Now I find myself thinking about the many, many people who can't escape the worst case scenario and must face uncertainty and sadness for a much longer period of time and for so many different reasons.

That's why I'm making these Comfort Cuffs for my Etsy shop.  I was ever so humbled and grateful as people who loved us offered to help with anything and everything.  There was such an outpouring of love it was overwhelming.  It was obvious people felt helpless and would do anything to support us during such a difficult time.  People made food - casseroles, cookies, breads.  Friends gave gift cards and money.  Flowers, gift baskets, and cards were delivered by the dozens.  At a time like this, people feel at a loss.  So I made these cuffs to be a physical reminder of love and encouragement.  Sewn from lovingly saved 30-70 year old scraps of fabric from feedsacks, quilts, aprons, dresses and more - they are like wrapping the person you love in a quilt straight from your heart.
I've made a few in a variety of colors.  Into every stitch I'm putting good wishes and prayers for every person who might wear one.  Life is a learning experience and part of that experience can be very painful.  Let's show our love for each other.

Be still sad heart and cease repining;
Behind the clouds the sun is shining,
Thy fate is the common fate of all,
Into each life a little rain must fall,
Some days must be dark and dreary.

Monday, November 16, 2009


Saturday night was a very important night for our Menomonee Falls High School Football team.  They won their division I semifinal game against Appleton North High School at Titan Stadium in Oshkosh 10-0.

Next stop?
Camp Randall Stadium in Madison
Friday at 4 p.m. for the state championship.

Good luck to Coach Baker and our amazing team!

Sunday, November 15, 2009

Tear Down This Fashion! 1980s - yikes!

OK, maybe it was the Berlin Wall that Reagan requested to have torn down, but he really should have declared war on the fashion trends of the 80s.  I was stripping some old Victoria magazines recently and I found the fashion ads so humorous, I had to save some of them.  (This is one of my problems: saving things like old magazines that I once ADORED and can't part with until I look through them one last time and strip out any pictures that might still possibly inspire me...)

I'm inspired by this outfit.
Inspired to laugh until my sides hurt!
Could these shoulder pads be any bigger?
Maybe she's in football training.

OK, the cute guy who is actually not even looking at the lady in red (ooh, wait - that song was from the 80s, too - Chris DeBurgh, where are you?) is the mover (piano mover) and the girl with the Walkman striking a very natural looking pose is... the shaker!  Remember all the colored nylons of the 80s?

Consoling each other:  "I'm so embarrassed to wear these mom jeans, aren't you?"  Pants to your waist.  What a novel idea.   Everybody wore them - not just the moms.

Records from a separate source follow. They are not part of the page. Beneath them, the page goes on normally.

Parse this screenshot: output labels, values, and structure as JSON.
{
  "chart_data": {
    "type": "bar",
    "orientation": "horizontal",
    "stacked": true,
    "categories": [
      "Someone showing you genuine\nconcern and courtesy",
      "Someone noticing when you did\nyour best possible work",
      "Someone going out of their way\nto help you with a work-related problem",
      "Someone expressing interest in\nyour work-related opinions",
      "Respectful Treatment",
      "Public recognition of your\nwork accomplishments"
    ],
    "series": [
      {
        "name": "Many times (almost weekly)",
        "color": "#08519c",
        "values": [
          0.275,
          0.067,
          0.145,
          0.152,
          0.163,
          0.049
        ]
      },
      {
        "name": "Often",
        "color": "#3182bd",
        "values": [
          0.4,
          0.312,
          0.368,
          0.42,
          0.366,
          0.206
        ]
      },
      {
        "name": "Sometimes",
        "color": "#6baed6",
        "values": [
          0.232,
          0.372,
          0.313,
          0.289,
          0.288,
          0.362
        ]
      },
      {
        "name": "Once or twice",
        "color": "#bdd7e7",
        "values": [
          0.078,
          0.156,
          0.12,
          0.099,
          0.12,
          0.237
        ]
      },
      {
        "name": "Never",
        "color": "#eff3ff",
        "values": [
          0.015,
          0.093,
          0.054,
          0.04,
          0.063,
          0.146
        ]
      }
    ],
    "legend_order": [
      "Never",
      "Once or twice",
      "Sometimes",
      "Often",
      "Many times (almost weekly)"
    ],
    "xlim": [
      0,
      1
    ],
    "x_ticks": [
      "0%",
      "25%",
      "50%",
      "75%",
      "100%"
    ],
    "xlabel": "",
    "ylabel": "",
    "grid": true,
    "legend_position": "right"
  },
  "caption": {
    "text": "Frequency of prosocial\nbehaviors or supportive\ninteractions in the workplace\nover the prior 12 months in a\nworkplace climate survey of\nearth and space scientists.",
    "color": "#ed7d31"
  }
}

My daughter doesn't even know where her waist is.

Three words:  chaste, lace, waist (just cinch it).  Believe it or not, women could actually dress modestly in the 80s and still be in fashion.  Big permed hair was all the rage, too.  Wait, weren't these the three vampire nymphs in Bram Stoker's Dracula that I saw for Halloween?

These girls look a bit apprehensive.  What are they looking at?  The arrival of the fashion police?  Or is Sally Jesse Raphael coming to get her glasses back?

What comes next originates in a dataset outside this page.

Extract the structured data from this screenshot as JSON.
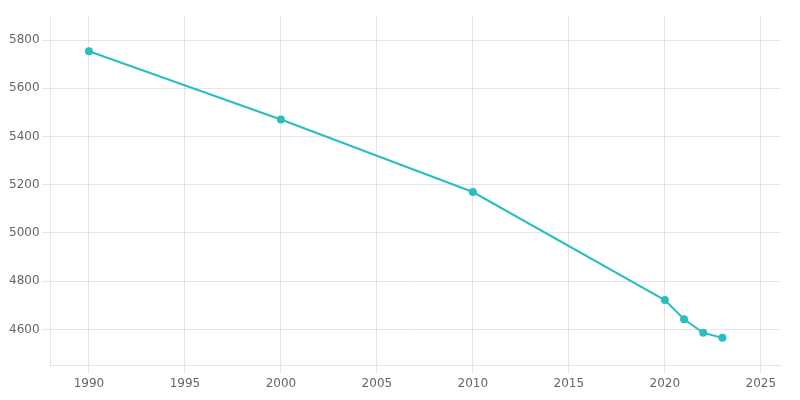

Here's a young couple reminiscing over the old diary they found in her childhood hope chest.  "Dear Diary:  Someday I'll meet the man of my dreams and he'll be wearing acid wash jeans, a pastel sweater and permed hair."

Can't touch this!  It's Hammer time!

Romance was big in the Victoria magazine of the late 80s - flowered dresses, straw hats, french braided hair (never could do that).  Grown, adult women even wore dresses like this back then.

Oh yeah, I found tons of ads promoting these dresses.  I think we all wore them.  We may not want to admit it, but we did.  Oh, the pain... the pain of those dad-blasted drop waisted dresses.  Who could wear them?  Certainly not we pears!

Yes, indeed - this gal is thinking, "Sure, you may be laughing at me with my shoulder pads, cinched waist and overly cuffed cuffs - but give it 20 years and take a look back at what you're wearing now.  Then we'll see who's laughing."